Getting to play with Fleetwood Mac in 1997 and doing the whole Dance record and video is still to this day one the highlights for me as far as a musical experience. It was just a great time with the most amazing group of people I have ever met. I had gotten a message in the Dallas airport that Mick was trying to reach me so I phoned him up from the airport and he said “we’re putting the Mac back together would you be interested in being one of the musicians we need to augment the band”? Of course I said yes and we started rehearsals the next month. What can I say, that record and tour was the best. The band really got tight as a unit again and I think the Stevie, Lindsey, Christine, Mick and John were all ready to put away all of their differences get together again just do what they do best, play great music. The band sounded amazing the crowds were incredible and the reunion was a big success. That will be a hard one to top. I just hope it happens again someday.

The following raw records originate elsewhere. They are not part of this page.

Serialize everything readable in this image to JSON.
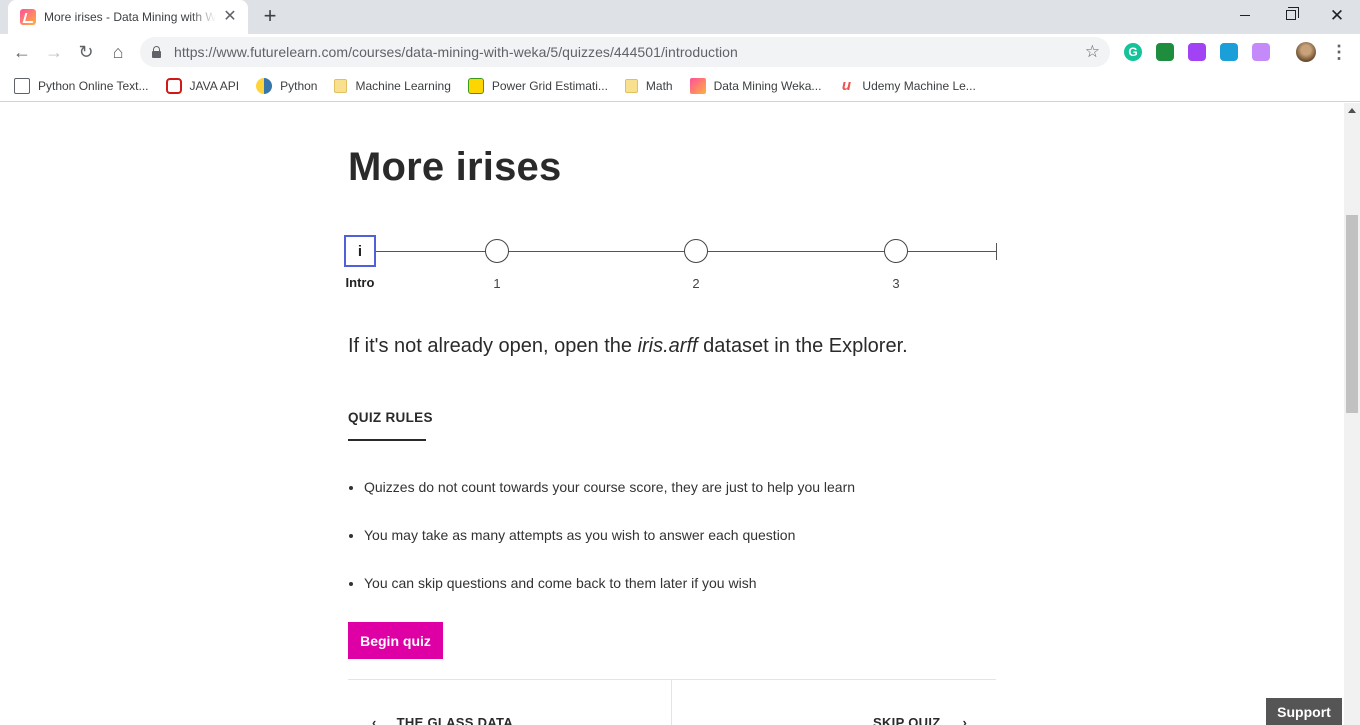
{
  "browser": {
    "tab_title": "More irises - Data Mining with Weka",
    "tab_close": "✕",
    "new_tab": "+",
    "url_host": "https://www.futurelearn.com",
    "url_path": "/courses/data-mining-with-weka/5/quizzes/444501/introduction",
    "bookmarks": [
      {
        "label": "Python Online Text...",
        "icon": "text-doc-icon"
      },
      {
        "label": "JAVA API",
        "icon": "oracle-icon"
      },
      {
        "label": "Python",
        "icon": "python-icon"
      },
      {
        "label": "Machine Learning",
        "icon": "folder-icon"
      },
      {
        "label": "Power Grid Estimati...",
        "icon": "smiley-icon"
      },
      {
        "label": "Math",
        "icon": "folder-icon"
      },
      {
        "label": "Data Mining Weka...",
        "icon": "futurelearn-icon"
      },
      {
        "label": "Udemy Machine Le...",
        "icon": "udemy-icon"
      }
    ]
  },
  "page": {
    "title": "More irises",
    "steps": [
      {
        "node": "i",
        "label": "Intro"
      },
      {
        "node": "",
        "label": "1"
      },
      {
        "node": "",
        "label": "2"
      },
      {
        "node": "",
        "label": "3"
      }
    ],
    "lead_pre": "If it's not already open, open the ",
    "lead_em": "iris.arff",
    "lead_post": " dataset in the Explorer.",
    "rules_heading": "QUIZ RULES",
    "rules": [
      "Quizzes do not count towards your course score, they are just to help you learn",
      "You may take as many attempts as you wish to answer each question",
      "You can skip questions and come back to them later if you wish"
    ],
    "begin_label": "Begin quiz",
    "prev_label": "THE GLASS DATA",
    "next_label": "SKIP QUIZ",
    "support_label": "Support"
  },
  "colors": {
    "accent": "#de00a5",
    "step_active": "#4f60d8"
  }
}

After doing the Fleetwood Mac tour Stevie asked me to be in her band and I am still playing with her. She is such an inspiration to work with. Her songs are so cool and her voice is just awesome. She has so much charisma it’s just amazing how people are so drawn to her. Every night she goes out there and just gives it her all. She really is “the Queen”. I have so much respect and love for her, I hope I can play in her band for years to come.
Chris Isaak has also been a big part of the last couple of years for me. I met Chris at a Stevie show. He is a really nice guy, incredibly funny and has a beautiful voice. He is one of the best performers live I have ever seen. He makes the audience feel like such a part of the show. He’s hysterical. I have been doing gigs with him and Stevie both so I am truly very fortunate to work with these two great talents.
As I look back I have played with some truly amazingly talented people and feel so lucky to be able to have been a part of some great bands and projects. I hope to be able to play music god willing for the rest of my life. I’m also very glad my mom got that piano for us so long ago.